2014 NBA Finals: Miami Heat’s Defense Continues To Be Their Downfall
The defending champs had not played defense in the first two games of the series, so it was bound to catch up to them in the worse way possible: a way that saw the Western Conference representatives start off 19-of-21 while hitting 10 shots in a row, and going about 12 minutes without a missed field goal.
It was your typical Miami squad playing with fire, knowing that they have the ability to come back. You know, the type of first-half basketball that they have displayed for the past two seasons — only this time they were historically bad.
Despite shooting 56 percent in the first half, Miami trailed by 21 points at intermission after giving up 71 on 75.8 percent shooting. There’s really no other way to describe that than to say that the Heat were mesmerized by watching the ball go from Spurs player to Spurs player without touching the floor.
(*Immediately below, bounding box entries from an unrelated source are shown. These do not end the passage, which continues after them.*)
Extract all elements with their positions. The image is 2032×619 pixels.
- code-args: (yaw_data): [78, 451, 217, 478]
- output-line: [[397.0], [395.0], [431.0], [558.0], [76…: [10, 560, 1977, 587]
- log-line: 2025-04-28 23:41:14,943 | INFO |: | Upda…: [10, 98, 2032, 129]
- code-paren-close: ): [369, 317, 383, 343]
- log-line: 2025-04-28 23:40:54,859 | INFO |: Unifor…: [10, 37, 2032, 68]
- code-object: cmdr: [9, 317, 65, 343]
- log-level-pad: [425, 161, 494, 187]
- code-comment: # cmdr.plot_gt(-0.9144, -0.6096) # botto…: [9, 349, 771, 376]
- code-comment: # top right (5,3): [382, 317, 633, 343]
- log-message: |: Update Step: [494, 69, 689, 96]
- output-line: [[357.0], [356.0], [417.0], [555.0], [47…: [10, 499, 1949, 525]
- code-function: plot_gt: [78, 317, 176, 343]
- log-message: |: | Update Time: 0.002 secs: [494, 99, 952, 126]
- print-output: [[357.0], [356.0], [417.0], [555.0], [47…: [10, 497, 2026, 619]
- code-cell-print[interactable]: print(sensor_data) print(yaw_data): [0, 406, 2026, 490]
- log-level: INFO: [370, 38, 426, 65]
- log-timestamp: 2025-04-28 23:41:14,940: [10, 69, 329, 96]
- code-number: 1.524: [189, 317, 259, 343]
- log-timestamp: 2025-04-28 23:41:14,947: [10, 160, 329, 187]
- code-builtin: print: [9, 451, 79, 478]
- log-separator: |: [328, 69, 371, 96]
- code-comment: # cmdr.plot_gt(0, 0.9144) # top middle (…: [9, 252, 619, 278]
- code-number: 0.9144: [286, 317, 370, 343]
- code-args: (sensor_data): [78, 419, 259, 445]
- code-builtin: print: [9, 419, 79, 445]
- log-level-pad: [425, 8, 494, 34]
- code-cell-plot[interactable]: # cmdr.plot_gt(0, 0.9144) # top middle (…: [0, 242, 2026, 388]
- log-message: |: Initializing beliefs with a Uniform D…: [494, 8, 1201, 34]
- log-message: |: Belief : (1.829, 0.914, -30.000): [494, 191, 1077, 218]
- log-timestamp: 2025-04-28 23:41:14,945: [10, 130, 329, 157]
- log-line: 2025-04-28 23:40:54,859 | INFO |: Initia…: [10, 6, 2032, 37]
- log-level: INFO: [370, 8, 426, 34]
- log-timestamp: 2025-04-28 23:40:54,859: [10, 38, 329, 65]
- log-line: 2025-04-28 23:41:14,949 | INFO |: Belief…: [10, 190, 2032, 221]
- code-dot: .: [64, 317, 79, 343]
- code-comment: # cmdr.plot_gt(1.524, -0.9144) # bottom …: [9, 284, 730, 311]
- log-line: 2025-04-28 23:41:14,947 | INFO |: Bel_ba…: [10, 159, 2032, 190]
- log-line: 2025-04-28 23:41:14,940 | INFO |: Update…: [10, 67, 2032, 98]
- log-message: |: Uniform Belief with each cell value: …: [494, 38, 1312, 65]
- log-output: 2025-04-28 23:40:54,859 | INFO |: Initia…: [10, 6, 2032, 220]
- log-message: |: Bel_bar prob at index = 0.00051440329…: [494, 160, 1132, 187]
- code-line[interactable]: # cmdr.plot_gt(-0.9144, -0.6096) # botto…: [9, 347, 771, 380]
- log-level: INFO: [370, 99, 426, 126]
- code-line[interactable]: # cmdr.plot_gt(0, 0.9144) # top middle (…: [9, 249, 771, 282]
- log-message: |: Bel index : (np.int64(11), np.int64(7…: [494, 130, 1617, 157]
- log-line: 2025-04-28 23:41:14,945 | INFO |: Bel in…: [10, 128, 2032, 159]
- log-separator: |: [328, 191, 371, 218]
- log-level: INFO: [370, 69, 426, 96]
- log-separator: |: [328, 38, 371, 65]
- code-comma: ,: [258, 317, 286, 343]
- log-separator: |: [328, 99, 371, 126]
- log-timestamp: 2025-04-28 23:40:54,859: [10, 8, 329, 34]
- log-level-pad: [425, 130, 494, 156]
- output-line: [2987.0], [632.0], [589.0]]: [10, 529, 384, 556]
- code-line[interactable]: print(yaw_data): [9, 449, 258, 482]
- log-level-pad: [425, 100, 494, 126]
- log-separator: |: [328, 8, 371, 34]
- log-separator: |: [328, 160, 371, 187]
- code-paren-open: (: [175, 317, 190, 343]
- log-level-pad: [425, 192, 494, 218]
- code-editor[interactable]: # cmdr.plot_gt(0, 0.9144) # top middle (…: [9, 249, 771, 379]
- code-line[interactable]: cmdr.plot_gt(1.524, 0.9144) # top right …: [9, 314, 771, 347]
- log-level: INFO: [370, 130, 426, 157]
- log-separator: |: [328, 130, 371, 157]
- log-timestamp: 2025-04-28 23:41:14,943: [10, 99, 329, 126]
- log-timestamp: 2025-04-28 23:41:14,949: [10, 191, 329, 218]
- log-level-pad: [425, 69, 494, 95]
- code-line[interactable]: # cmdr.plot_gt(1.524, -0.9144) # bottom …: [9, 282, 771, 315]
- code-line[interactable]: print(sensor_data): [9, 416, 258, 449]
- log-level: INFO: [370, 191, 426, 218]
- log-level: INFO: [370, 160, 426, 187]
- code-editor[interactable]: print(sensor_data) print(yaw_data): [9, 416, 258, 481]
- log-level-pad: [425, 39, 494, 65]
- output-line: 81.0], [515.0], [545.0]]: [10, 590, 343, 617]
The easy shots made their offense run like clockwork.
Things became so bad that as a fan, you could not help but wish that they would take some pride and just hit somebody. Then you realize that hitting people is all that they did when you see that the Spurs went to the line 32 times.
At some point, coach Erik Spoelstra is going to see that he needs to make a change and invest a few minutes in a defensive player on the perimeter, a la Shane Battier. Maybe he’ll even get lucky and knock down a few threes like he’s been known to do. Let’s face it, anything is better than James Jones, who can’t hit a shot or guard his own shadow.